Live Long and Prosper

by Don Boudreaux on September 14, 2013

in Growth, Myths and Fallacies, Standard of Living

In an op-ed in this weekend’s Barron’s I challenge the myth that middle-class Americans of today should envy – or look with nostalgia on the life-styles of – middle-class Americans of the 1950s (at least as far as material consumption is concerned).  Unfortunately, the essay is gated for now.  Here, though, are my opening paragraphs:

Many Americans, including some famous economists, yearn for the good old days. They talk about the U.S. economy of the 1950s with loving nostalgia, which they contrast with a parallel story about the alleged economic stagnation of middle-class Americans over the past several decades.

Typical is Paul Krugman’s assertion in the New York Times last November that “America in the 1950s made the rich pay their fair share; it gave workers the power to bargain for decent wages and benefits; yet contrary to right-wing propaganda then and now, it prospered. And we can do that again.”

In a nutshell, this variety of left-wing propaganda holds that middle-class Americans are no longer prospering as they did in the 1950s because top income-tax rates and labor-unionization rates are each much less than half of what they were in the 1950s.

While the 1950s were indeed a decade of economic growth, the notion that the standard of living of ordinary Americans today is not much higher than it was back then is a myth. Regardless of causes, average Americans today are much more prosperous than they were 60 years ago.

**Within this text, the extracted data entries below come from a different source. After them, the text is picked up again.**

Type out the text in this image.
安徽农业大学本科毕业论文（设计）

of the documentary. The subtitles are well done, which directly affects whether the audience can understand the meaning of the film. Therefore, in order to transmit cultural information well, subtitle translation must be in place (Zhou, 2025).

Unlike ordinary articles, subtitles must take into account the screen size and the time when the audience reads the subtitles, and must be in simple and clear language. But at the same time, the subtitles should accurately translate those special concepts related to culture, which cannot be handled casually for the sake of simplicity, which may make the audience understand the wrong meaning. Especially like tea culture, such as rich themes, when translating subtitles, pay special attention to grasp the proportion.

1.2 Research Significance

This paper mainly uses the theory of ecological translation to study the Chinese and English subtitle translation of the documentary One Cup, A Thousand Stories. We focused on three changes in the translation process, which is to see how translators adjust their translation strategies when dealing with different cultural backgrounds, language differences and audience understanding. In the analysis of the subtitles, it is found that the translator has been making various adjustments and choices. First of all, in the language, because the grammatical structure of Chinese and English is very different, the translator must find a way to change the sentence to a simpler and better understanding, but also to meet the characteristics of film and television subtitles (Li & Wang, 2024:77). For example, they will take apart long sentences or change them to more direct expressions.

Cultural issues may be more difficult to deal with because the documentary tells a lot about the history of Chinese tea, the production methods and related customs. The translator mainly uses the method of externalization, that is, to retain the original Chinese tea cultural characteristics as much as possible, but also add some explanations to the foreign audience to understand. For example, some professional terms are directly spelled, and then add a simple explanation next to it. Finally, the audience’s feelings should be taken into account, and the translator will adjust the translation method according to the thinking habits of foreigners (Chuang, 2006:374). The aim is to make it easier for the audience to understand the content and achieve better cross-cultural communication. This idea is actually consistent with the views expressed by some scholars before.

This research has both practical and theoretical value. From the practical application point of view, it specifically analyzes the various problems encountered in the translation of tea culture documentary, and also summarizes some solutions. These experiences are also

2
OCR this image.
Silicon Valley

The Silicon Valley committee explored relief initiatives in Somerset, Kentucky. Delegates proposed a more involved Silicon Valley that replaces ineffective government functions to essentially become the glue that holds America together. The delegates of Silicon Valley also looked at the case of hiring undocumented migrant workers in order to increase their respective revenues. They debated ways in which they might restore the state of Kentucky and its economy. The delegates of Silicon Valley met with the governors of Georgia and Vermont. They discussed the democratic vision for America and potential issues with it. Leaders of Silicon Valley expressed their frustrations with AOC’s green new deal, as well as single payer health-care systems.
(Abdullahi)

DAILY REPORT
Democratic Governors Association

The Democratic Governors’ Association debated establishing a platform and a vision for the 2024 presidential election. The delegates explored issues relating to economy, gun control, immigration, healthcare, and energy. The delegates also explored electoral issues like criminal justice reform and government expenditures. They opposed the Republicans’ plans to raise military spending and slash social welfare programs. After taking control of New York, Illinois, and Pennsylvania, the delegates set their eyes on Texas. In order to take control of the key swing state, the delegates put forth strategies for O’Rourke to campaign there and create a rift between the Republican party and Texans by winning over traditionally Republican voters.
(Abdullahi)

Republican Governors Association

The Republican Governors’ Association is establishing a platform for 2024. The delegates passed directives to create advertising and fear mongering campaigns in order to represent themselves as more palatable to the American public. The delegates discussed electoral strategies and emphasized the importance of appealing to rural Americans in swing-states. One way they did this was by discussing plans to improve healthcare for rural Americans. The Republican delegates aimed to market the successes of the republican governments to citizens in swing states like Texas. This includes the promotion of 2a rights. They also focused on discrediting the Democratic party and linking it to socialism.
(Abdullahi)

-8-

Perhaps the best evidence that today’s Americans are better off than Americans in the age of Eisenhower is the fact that life expectancy is now 6.3 years longer. Compared with the average American in the 1950s, today’s average American enjoys 9% more time on Earth. The average time that grandparents remain alive to enjoy their grandchildren is now about 25% longer than in the 1950s.

And here’s my concluding paragraph:

Reasonable people can argue about whether the higher quality of education and health care justifies the higher costs of these services. But no reasonable person familiar with the costs and full range of consumer options available in 2013 can reach any conclusion other than that ordinary Americans today are far more prosperous than at any time in the past.